1. New media rises and falls much faster than old media. That bodes ill for the latter.
What happens in the future is all about the rate of change today, and counting shares on social media seems a pretty good way to measure that rate of change. Television, newspapers, magazines — your CNNs, your New York Times, your New Yorkers — appear to have enormous momentum, meaning that their social readerships rise and fall only slowly. External forces like Facebook’s news-feed tweaks can influence this, but only a little.
This isn’t a factor of sheer size, either; BuzzFeed pieces already get many more social-media shares than do most so-called “mainstream” media sources, and yet their share counts just kept on skyrocketing all through last year. Rather, the so-called “new media” tend to rise — but also fall — much faster than the old. I can’t help but wonder whether Upworthy, in particular, will be here today but gone tomorrow.
So will we see a few new-media titans rise to stand with The Economist, The Guardian, The New York Times, etc., and dominate the landscape for many years? Or will those colossi totter and collapse like Ozymandias, only to be replaced by an endless series of flashes in the pan, as new generations of media organizations just keep on evolving and emerging, faster and faster, each one devouring the previous?
I think the answer is staring us in the face, one way or another: and I think its name is BuzzFeed. Immensely successful, hugely popular, everyone’s favorite source of online GIF listicles has quietly diversified to some impressive international and investigative news, as well as video. If BuzzFeed thrives and prospers, then we’re witnessing the rise of a new generation of titans; but if they fail and wither, if they are out-Buzzfed by something newer and hotter and hipper and catchier, then we’re seeing the news industry as we know it descend into an endless thrashing maelstrom of mayflies competing desperately for attention from an ever-more-fickle audience before they, in turn, are devoured. Let’s hope for the former.
2. Permeable paywalls are probably a pretty good idea.
One other striking thing about Scanvine’s data: every single source that Scanvine tracks, without exception, has a shares-per-story distribution which looks something like this:
Or this:
In other words, all online news follows a power law: The scaling exponents may vary, but the fundamental distribution remains the same. A small number of viral articles get most of the attention, a long tail gets little to none, and the decay from the former to the latter is described by a surprisingly smooth curve.

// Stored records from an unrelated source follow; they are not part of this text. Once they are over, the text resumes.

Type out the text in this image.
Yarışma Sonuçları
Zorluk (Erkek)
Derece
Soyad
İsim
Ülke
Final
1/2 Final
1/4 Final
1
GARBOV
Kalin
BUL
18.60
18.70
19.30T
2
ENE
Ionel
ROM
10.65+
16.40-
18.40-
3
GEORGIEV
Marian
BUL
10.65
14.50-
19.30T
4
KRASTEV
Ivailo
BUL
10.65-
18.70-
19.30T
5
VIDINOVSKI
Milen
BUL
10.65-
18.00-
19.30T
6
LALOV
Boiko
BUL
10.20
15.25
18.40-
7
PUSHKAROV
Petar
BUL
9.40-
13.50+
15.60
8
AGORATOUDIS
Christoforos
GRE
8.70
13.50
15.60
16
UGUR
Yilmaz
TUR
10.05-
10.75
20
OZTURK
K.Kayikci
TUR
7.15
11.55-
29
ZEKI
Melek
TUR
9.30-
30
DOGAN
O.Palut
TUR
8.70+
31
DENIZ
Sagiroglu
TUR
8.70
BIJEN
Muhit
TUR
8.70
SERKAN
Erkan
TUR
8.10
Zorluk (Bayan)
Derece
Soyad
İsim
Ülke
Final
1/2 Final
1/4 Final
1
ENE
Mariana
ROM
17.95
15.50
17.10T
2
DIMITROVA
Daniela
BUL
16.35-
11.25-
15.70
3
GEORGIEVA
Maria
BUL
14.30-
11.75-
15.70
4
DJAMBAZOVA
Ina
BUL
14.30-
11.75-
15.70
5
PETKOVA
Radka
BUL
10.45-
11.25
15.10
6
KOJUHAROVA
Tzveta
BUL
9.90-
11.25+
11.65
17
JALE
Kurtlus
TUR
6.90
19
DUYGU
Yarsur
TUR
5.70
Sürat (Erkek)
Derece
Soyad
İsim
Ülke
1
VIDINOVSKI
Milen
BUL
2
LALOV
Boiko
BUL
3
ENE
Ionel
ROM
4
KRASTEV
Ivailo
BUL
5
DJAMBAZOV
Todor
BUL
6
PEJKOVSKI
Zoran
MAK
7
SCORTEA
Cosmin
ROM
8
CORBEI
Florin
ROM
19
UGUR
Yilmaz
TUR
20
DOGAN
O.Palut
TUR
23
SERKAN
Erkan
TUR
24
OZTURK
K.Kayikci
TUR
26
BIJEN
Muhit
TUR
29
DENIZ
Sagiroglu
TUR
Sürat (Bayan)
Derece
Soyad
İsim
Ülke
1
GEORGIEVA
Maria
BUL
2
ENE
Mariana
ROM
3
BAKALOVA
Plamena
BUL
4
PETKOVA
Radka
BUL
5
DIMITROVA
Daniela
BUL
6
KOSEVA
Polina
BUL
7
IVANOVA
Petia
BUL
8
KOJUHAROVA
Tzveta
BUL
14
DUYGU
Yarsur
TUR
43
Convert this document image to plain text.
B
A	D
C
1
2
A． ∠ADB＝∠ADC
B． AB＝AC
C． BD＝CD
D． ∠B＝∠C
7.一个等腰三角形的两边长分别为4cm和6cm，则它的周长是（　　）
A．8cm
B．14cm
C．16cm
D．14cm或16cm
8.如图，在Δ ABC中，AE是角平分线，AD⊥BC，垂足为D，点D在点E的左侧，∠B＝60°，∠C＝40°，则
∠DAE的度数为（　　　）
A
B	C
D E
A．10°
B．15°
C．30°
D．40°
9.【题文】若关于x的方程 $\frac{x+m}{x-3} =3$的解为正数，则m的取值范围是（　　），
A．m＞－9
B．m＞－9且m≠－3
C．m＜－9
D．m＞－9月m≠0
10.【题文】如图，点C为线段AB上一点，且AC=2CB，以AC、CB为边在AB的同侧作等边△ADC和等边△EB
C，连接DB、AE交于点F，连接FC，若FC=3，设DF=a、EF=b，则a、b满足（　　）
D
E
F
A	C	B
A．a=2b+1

This means that allowing readers to view N articles/month for free, but requiring them to pay a modicum to see the rest, makes good business sense. Your viral articles still go viral, so you attract most of the free eyeballs you would have anyway, while your long tail makes money from subscribers. How big should N be? Well, that depends –
– but this assumes, of course, that you can get anybody to pay you at all, which is a neat trick when there are a zillion other free news sources out there. And how do they pay for themselves? Via advertising, which is really only lucrative if you have a wealthy and highly targeted market like sports or tech news — or via sponsored content, such as…yep, you guessed it. BuzzFeed. So will the future be sponsored or paywalled? Again, for the answer, look to them.
And watch very carefully. Because if I’m right, they are the future of news in miniature, in real time, right here before us, as we witness it. No pressure, all y’all over there: but please don’t screw it up.
*Completely singlehandedly, he muttered modestly, right down to its Android/iOS apps. And its UX design. Which explains its UX design, in case you were wondering.